The government we deserve?

I almost left the question mark off this entry's title. But then my deeply malnourished optimistic streak popped up, looked plaintively at me (don't ask how that was possible), and whispered, "It might get better."

I just finished "When ignorance becomes a movement: The rise of Snookiism", a blog entry by David Rothkopf on the Foreign Policy Web site. Rothkopf excoriates the Republicans who have ridden to Congressional power on a wave of not mere ignorance, but full-blown misinformation:
Knowing nothing would be an improvement for this group which defiantly embraces the wrong, the indefensible, the illogical and the absurd with their only apparent criteria for taking a position being that it feels good for their adrenaline-stoked base. Facts, science, knowledge, and reality are all seen as the tools of elites, weapons against common folks who have gotten along just fine believing in foolish ideas for all these years.
Heaven knows, this isn't news to me. It probably isn't news to you, either. And it's not going to get better anytime soon.
In some respects this might be seen as democracy at work. The problem is we are taking an affliction of democracy -- ignorance -- and turning it into a political movement. This may be disturbing to all those who have a passing interest in the facts, but it creates a special burden for those who must oppose the movement, because those on the other side are actually immune to rational argument, by definition allergic to it.
This nation of freedom-lovers has created its logical extreme, a bunch of people who are free to believe what they wish, unconstrained by, well, reality. And if they should ever stumble across this little blog, they'll react to it the way they react to everything with which they disagree: they'll accuse me of elitist obscurantism. Actually, no, that would be too straightforward an attack. Rather, they'll snicker that I'm yet another deluded liberal, and that will be an end to any discussion as far as they're concerned.

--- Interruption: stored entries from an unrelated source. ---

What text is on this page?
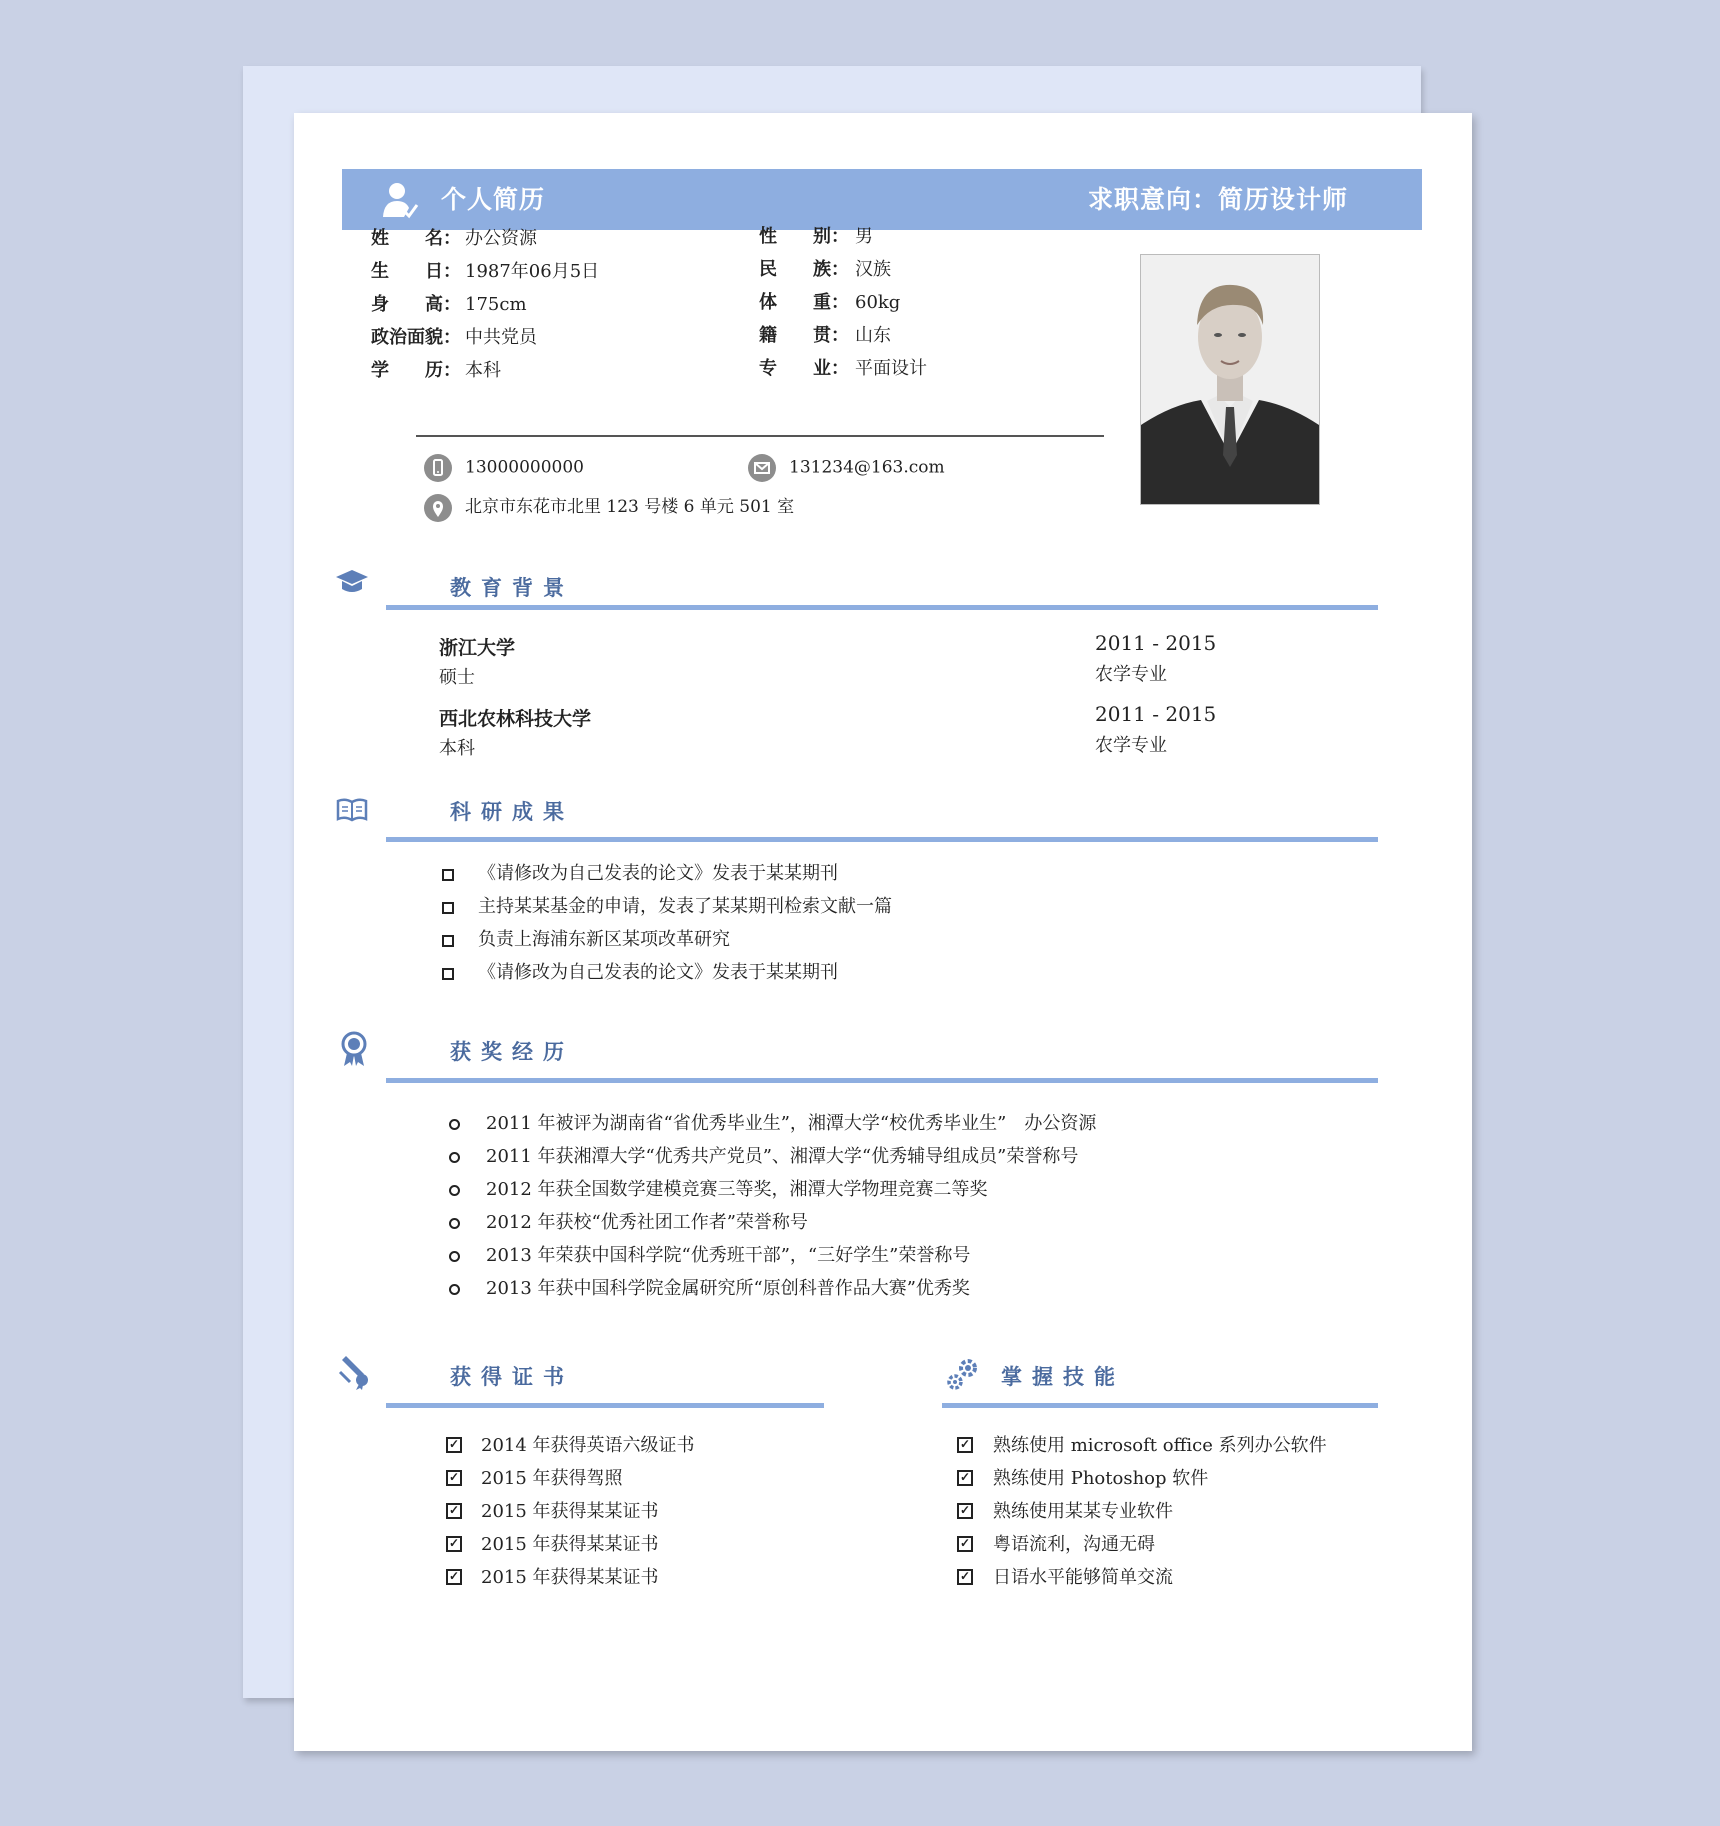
个人简历	求职意向：简历设计师
姓　　名： 办公资源
生　　日： 1987年06月5日
身　　高： 175cm
政治面貌： 中共党员
学　　历： 本科
性　　别： 男
民　　族： 汉族
体　　重： 60kg
籍　　贯： 山东
专　　业： 平面设计
13000000000	131234@163.com
北京市东花市北里 123 号楼 6 单元 501 室
教育背景
浙江大学
硕士
2011 - 2015
农学专业
西北农林科技大学
本科
2011 - 2015
农学专业
科研成果
《请修改为自己发表的论文》发表于某某期刊
主持某某基金的申请，发表了某某期刊检索文献一篇
负责上海浦东新区某项改革研究
《请修改为自己发表的论文》发表于某某期刊
获奖经历
2011 年被评为湖南省“省优秀毕业生”，湘潭大学“校优秀毕业生”　办公资源
2011 年获湘潭大学“优秀共产党员”、湘潭大学“优秀辅导组成员”荣誉称号
2012 年获全国数学建模竞赛三等奖，湘潭大学物理竞赛二等奖
2012 年获校“优秀社团工作者”荣誉称号
2013 年荣获中国科学院“优秀班干部”，“三好学生”荣誉称号
2013 年获中国科学院金属研究所“原创科普作品大赛”优秀奖
获得证书
✓ 2014 年获得英语六级证书
✓ 2015 年获得驾照
✓ 2015 年获得某某证书
✓ 2015 年获得某某证书
✓ 2015 年获得某某证书
掌握技能
✓ 熟练使用 microsoft office 系列办公软件
✓ 熟练使用 Photoshop 软件
✓ 熟练使用某某专业软件
✓ 粤语流利，沟通无碍
✓ 日语水平能够简单交流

In short, there is no way for the rest of us to reach them. Yet they get to vote, the same as the rest of us.

Sorely tempted though I am to propose requiring some kind of test to determine voter fitness, that's just my frustration talking. (It does that a lot on this blog.)

No, there's only one way for this country to solve this problem. Those of us who are still living in the real world, who understand how dangerous it is to let our fantasies govern our actions, need to stop sitting on our hands come Election Day. No excuses.

We blew it this time around. Our motto should be, "Never again."

We outnumber them. We need to demonstrate that in the voting booth.